UN Medical Personnel have been allowed to set up a medical aid encampment in western Iqenistan after any peacekeeper presence was disallowed within Alcovian borders.
With Alcovian leadership vehemently maintaining its position that the civil war be contained as an exclusively internal matter, foreign aid has been severely hampered and limited only to civilian groups and organizations operating independent of any government or government agency. King Ullo has stated that the situation in Alcovia is nowhere near critical enough to require foreign military aid or outside security forces. This has, not surprisingly, left the international authority frustrated and concerned over the whether or not the Alcovian monarchy still maintains a clear perception of the growing crisis within its borders.
Pakistani UN facilities commander Colonel Misor Pakhiman indicated that the Iqeni allowance of a medical station poised on the Alcovian/Iqenistan border would allow the UN to provide some aid to civilian casualties, even if such action was being done under strict scrutiny and by the permission of Alcovian forces on both sides of the conflict.
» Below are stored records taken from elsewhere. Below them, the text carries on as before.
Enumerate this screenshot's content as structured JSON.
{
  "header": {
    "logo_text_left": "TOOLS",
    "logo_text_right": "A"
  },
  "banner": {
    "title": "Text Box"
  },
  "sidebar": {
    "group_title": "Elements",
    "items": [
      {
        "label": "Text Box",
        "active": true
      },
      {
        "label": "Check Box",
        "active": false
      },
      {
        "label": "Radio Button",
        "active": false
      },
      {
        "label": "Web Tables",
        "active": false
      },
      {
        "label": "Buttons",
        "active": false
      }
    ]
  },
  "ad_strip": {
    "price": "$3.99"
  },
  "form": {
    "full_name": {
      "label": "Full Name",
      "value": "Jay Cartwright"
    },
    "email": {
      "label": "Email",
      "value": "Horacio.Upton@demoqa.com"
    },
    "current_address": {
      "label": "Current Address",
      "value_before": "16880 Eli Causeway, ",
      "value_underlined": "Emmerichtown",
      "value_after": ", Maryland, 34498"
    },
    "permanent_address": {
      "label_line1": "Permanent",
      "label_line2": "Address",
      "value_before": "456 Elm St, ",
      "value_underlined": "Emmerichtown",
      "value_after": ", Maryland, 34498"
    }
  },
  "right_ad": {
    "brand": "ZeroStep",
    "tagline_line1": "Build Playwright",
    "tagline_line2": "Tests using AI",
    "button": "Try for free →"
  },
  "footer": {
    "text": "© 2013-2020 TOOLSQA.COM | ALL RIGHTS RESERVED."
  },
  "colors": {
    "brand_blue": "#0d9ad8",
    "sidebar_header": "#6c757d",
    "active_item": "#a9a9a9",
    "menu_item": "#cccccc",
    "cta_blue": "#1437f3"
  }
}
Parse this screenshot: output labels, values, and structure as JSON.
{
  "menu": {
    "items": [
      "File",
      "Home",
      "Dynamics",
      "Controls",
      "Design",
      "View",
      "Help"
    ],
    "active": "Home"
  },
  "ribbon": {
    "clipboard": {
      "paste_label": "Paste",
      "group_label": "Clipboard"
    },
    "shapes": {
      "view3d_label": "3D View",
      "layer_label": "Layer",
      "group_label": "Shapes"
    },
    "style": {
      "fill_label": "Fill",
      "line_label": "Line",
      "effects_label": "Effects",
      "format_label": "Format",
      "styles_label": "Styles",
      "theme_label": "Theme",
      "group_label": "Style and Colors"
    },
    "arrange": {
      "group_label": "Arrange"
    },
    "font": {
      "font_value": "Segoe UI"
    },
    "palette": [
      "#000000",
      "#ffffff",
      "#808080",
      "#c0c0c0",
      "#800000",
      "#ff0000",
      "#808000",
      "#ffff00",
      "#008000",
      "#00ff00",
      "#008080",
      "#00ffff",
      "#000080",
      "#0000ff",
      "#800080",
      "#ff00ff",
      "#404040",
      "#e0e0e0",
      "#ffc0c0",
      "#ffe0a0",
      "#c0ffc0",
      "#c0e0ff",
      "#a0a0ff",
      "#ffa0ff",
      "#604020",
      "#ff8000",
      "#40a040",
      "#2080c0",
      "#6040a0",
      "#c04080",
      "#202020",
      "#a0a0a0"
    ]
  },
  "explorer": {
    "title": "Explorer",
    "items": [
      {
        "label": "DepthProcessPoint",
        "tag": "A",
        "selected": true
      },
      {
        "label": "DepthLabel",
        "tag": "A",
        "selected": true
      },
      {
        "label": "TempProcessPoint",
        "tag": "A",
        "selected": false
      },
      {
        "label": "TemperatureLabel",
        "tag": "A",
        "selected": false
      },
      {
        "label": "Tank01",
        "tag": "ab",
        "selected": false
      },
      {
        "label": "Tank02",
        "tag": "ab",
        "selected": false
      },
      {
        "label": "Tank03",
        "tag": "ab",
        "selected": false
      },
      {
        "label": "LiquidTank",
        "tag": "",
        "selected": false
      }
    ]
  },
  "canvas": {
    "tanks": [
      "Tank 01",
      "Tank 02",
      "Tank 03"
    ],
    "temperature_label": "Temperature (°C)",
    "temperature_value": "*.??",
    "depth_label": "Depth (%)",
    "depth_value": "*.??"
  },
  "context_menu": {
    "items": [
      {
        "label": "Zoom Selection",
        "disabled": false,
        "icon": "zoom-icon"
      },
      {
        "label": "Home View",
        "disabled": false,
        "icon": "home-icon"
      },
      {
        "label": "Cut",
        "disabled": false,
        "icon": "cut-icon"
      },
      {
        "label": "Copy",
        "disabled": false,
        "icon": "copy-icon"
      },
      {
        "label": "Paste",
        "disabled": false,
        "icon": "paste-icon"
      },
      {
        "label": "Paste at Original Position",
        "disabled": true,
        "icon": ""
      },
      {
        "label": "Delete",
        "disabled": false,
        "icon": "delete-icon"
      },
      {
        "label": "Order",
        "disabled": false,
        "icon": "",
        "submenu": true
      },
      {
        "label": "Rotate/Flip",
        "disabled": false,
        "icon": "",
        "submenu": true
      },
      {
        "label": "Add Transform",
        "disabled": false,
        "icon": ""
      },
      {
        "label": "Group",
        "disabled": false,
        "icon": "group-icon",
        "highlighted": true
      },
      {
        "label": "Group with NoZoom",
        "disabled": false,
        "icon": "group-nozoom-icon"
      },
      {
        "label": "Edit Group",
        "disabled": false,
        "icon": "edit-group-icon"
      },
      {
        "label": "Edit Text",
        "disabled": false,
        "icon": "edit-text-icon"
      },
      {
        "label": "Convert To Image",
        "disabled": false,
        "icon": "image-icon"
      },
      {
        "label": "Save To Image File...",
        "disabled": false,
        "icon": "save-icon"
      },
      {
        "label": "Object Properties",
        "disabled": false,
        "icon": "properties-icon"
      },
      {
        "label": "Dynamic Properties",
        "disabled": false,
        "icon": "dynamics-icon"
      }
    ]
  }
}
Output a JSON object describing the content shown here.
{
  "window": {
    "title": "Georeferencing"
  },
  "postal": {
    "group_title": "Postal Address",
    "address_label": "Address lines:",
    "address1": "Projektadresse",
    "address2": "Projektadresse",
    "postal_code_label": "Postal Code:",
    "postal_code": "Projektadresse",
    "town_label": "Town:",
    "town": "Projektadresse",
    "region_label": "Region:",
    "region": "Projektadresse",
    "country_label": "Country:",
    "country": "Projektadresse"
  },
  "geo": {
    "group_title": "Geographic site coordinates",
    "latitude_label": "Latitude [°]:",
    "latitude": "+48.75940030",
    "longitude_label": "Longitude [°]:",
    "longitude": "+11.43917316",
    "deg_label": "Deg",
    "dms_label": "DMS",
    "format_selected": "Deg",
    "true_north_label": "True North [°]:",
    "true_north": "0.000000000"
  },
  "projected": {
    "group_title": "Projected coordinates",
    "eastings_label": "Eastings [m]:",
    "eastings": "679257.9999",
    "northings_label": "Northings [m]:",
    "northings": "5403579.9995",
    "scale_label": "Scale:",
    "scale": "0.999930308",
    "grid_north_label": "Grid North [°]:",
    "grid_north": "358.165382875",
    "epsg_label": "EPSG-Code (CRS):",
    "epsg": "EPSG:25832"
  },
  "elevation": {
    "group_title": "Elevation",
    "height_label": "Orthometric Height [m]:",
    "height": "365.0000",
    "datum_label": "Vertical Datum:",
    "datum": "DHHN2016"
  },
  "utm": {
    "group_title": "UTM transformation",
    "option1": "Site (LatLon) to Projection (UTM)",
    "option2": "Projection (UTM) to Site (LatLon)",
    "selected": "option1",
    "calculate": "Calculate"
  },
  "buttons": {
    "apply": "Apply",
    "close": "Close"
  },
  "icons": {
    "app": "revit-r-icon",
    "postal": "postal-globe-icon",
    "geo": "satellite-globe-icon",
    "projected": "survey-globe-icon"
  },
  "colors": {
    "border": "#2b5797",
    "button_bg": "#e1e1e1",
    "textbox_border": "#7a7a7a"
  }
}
Col. Pakhiman informed a press conference that transportation to the UN facility was being provided by civilian and UN ferry boats and limited airlift services from safe zone loading points on the Alcovian side of the Borka river.
So far, no UN forces have come under any sort of direct military engagement by either loyalist or rebel regular military forces, though thereh ave been isolated incidents of militias firing on UN and Alcovian transports as they transition casualties from military to peacekeeper vehicles at the designated aid stations. So far no loss of life or material has come from these attacks though they have made humanitarian efforts difficult.